Germ-Killing Robot May Combat Coronavirus at US Airports
Dimer, the manufacturer of GermFalcon, is offering its services at no expense to airlines at airports currently screening travelers for the coronavirus. Los Angeles, San Francisco, and John F. Kennedy international airports will benefit from the germ robot’s strategically placed ultraviolet-C lamps designed to quickly and safely disinfect interior aircraft surfaces. Authorities in Wuhan, China, the virus’ epicenter, have closed the local airport and locked down all public transportation in an attempt to fend off the virus.

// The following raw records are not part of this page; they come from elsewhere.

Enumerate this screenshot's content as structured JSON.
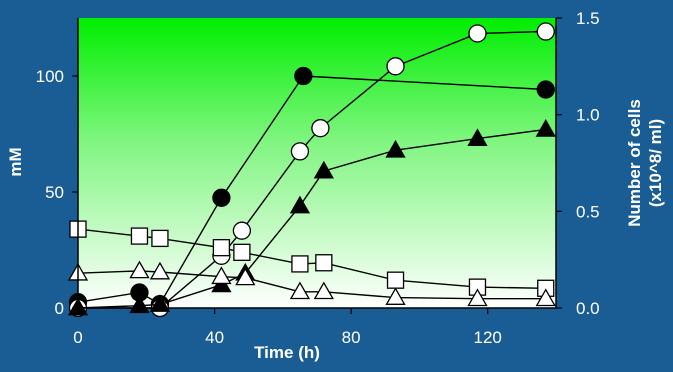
{
  "chart_data": {
    "type": "line",
    "xlabel": "Time (h)",
    "ylabel_left": "mM",
    "ylabel_right_line1": "Number of cells",
    "ylabel_right_line2": "(x10^8/ ml)",
    "xlim": [
      0,
      140
    ],
    "ylim_left": [
      0,
      125
    ],
    "ylim_right": [
      0,
      1.5
    ],
    "x_ticks": [
      0,
      40,
      80,
      120
    ],
    "x_tick_labels": [
      "0",
      "40",
      "80",
      "120"
    ],
    "y_left_ticks": [
      0,
      50,
      100
    ],
    "y_left_tick_labels": [
      "0",
      "50",
      "100"
    ],
    "y_right_ticks": [
      0,
      0.5,
      1.0,
      1.5
    ],
    "y_right_tick_labels": [
      "0.0",
      "0.5",
      "1.0",
      "1.5"
    ],
    "grid": false,
    "legend": "none",
    "series": [
      {
        "marker": "filled-circle",
        "axis": "right",
        "x": [
          0,
          18,
          24,
          42,
          66,
          137
        ],
        "y": [
          0.03,
          0.08,
          0.02,
          0.57,
          1.2,
          1.13
        ]
      },
      {
        "marker": "open-circle",
        "axis": "right",
        "x": [
          0,
          24,
          42,
          48,
          65,
          71,
          93,
          117,
          137
        ],
        "y": [
          0.0,
          0.0,
          0.27,
          0.4,
          0.81,
          0.93,
          1.25,
          1.42,
          1.43
        ]
      },
      {
        "marker": "filled-triangle",
        "axis": "left",
        "x": [
          0,
          18,
          24,
          42,
          49,
          65,
          72,
          93,
          117,
          137
        ],
        "y": [
          0,
          1,
          1.5,
          10,
          15,
          44,
          59,
          68,
          73,
          77
        ]
      },
      {
        "marker": "open-square",
        "axis": "left",
        "x": [
          0,
          18,
          24,
          42,
          48,
          65,
          72,
          93,
          117,
          137
        ],
        "y": [
          34,
          31,
          30,
          26,
          24,
          19,
          19.5,
          12,
          9,
          8.5
        ]
      },
      {
        "marker": "open-triangle",
        "axis": "left",
        "x": [
          0,
          18,
          24,
          42,
          49,
          65,
          72,
          93,
          117,
          137
        ],
        "y": [
          15,
          16,
          15.5,
          13.5,
          13,
          7,
          7,
          4.5,
          4,
          4
        ]
      }
    ]
  },
  "colors": {
    "background": "#1a5d95",
    "plot_top": "#00ee00",
    "plot_bottom": "#ffffff",
    "marker_fill_dark": "#000000",
    "marker_fill_open": "#ffffff",
    "axis_text": "#ffffff"
  }
}
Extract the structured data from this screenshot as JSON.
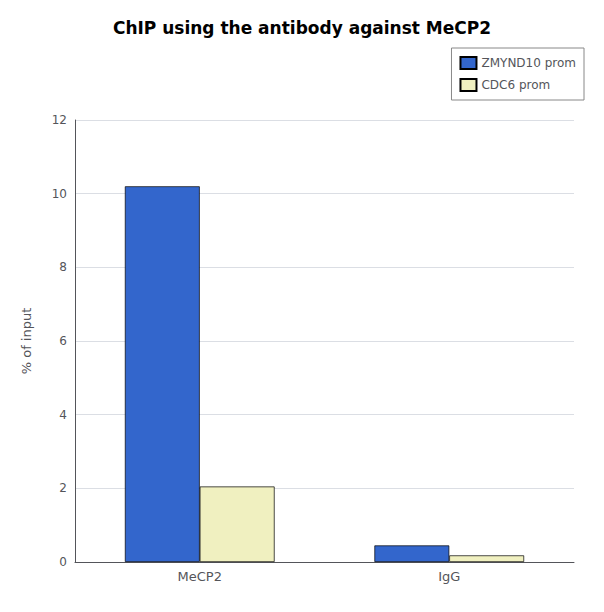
{
  "chart_data": {
    "type": "bar",
    "title": "ChIP using the antibody against MeCP2",
    "ylabel": "% of input",
    "categories": [
      "MeCP2",
      "IgG"
    ],
    "series": [
      {
        "name": "ZMYND10 prom",
        "color": "#3366cc",
        "values": [
          10.2,
          0.45
        ]
      },
      {
        "name": "CDC6 prom",
        "color": "#f0f0c0",
        "values": [
          2.05,
          0.18
        ]
      }
    ],
    "ylim": [
      0,
      12
    ],
    "yticks": [
      0,
      2,
      4,
      6,
      8,
      10,
      12
    ],
    "grid": true,
    "legend": "upper right"
  }
}
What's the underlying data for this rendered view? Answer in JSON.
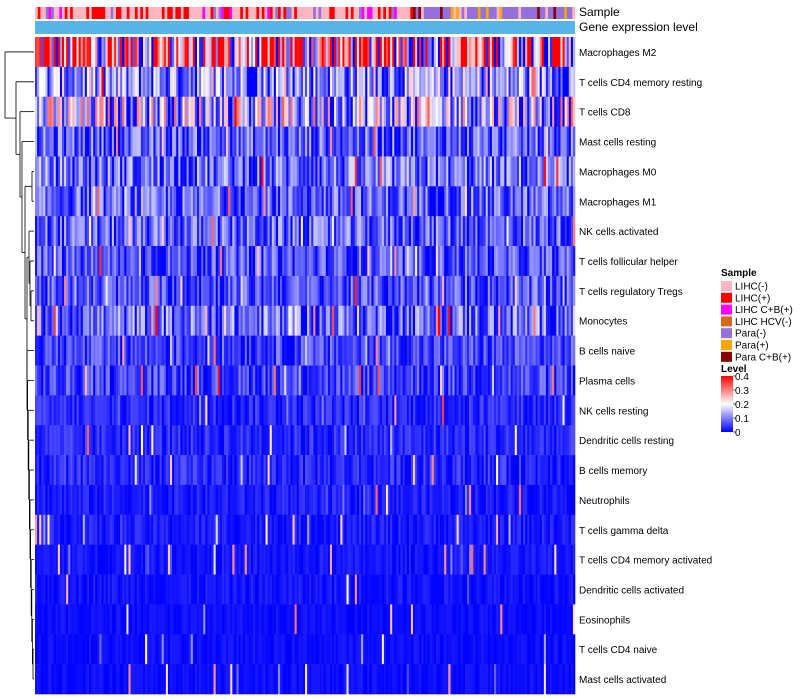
{
  "chart_data": {
    "type": "heatmap",
    "title": "",
    "annotation_tracks": [
      "Sample",
      "Gene expression level"
    ],
    "rows": [
      {
        "name": "Macrophages M2",
        "mean": 0.26
      },
      {
        "name": "T cells CD4 memory resting",
        "mean": 0.11
      },
      {
        "name": "T cells CD8",
        "mean": 0.15
      },
      {
        "name": "Mast cells resting",
        "mean": 0.07
      },
      {
        "name": "Macrophages M0",
        "mean": 0.08
      },
      {
        "name": "Macrophages M1",
        "mean": 0.07
      },
      {
        "name": "NK cells activated",
        "mean": 0.07
      },
      {
        "name": "T cells follicular helper",
        "mean": 0.06
      },
      {
        "name": "T cells regulatory  Tregs",
        "mean": 0.06
      },
      {
        "name": "Monocytes",
        "mean": 0.08
      },
      {
        "name": "B cells naive",
        "mean": 0.05
      },
      {
        "name": "Plasma cells",
        "mean": 0.05
      },
      {
        "name": "NK cells resting",
        "mean": 0.03
      },
      {
        "name": "Dendritic cells resting",
        "mean": 0.03
      },
      {
        "name": "B cells memory",
        "mean": 0.03
      },
      {
        "name": "Neutrophils",
        "mean": 0.02
      },
      {
        "name": "T cells gamma delta",
        "mean": 0.02
      },
      {
        "name": "T cells CD4 memory activated",
        "mean": 0.015
      },
      {
        "name": "Dendritic cells activated",
        "mean": 0.015
      },
      {
        "name": "Eosinophils",
        "mean": 0.01
      },
      {
        "name": "T cells CD4 naive",
        "mean": 0.01
      },
      {
        "name": "Mast cells activated",
        "mean": 0.01
      }
    ],
    "sample_legend": {
      "title": "Sample",
      "entries": [
        {
          "label": "LIHC(-)",
          "color": "#FFB6C1"
        },
        {
          "label": "LIHC(+)",
          "color": "#FF0000"
        },
        {
          "label": "LIHC C+B(+)",
          "color": "#FF00FF"
        },
        {
          "label": "LIHC HCV(-)",
          "color": "#D2691E"
        },
        {
          "label": "Para(-)",
          "color": "#9370DB"
        },
        {
          "label": "Para(+)",
          "color": "#FFA500"
        },
        {
          "label": "Para C+B(+)",
          "color": "#8B0000"
        }
      ]
    },
    "level_legend": {
      "title": "Level",
      "ticks": [
        "0.4",
        "0.3",
        "0.2",
        "0.1",
        "0"
      ],
      "range": [
        0,
        0.4
      ]
    },
    "expression_color": "#56B4E9",
    "scale_colors": {
      "low": "#0000FF",
      "mid": "#FFFFFF",
      "high": "#FF0000"
    }
  }
}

Three US Airports to Screen Passengers for Coronavirus
A live animal market in Wuhan, China was the likely source of a novel coronavirus outbreak that has spread to over 200 people in the country and claimed three lives. Health authorities have found evidence of human-to-human transmission of the disease. In an effort to contain the respiratory virus, screenings have begun at Los Angeles, San Francisco and John F. Kennedy international airports. The pressure to mitigate the risk of an outbreak is heightened as Lunar New Year, the largest human mass migration in the world, approaches.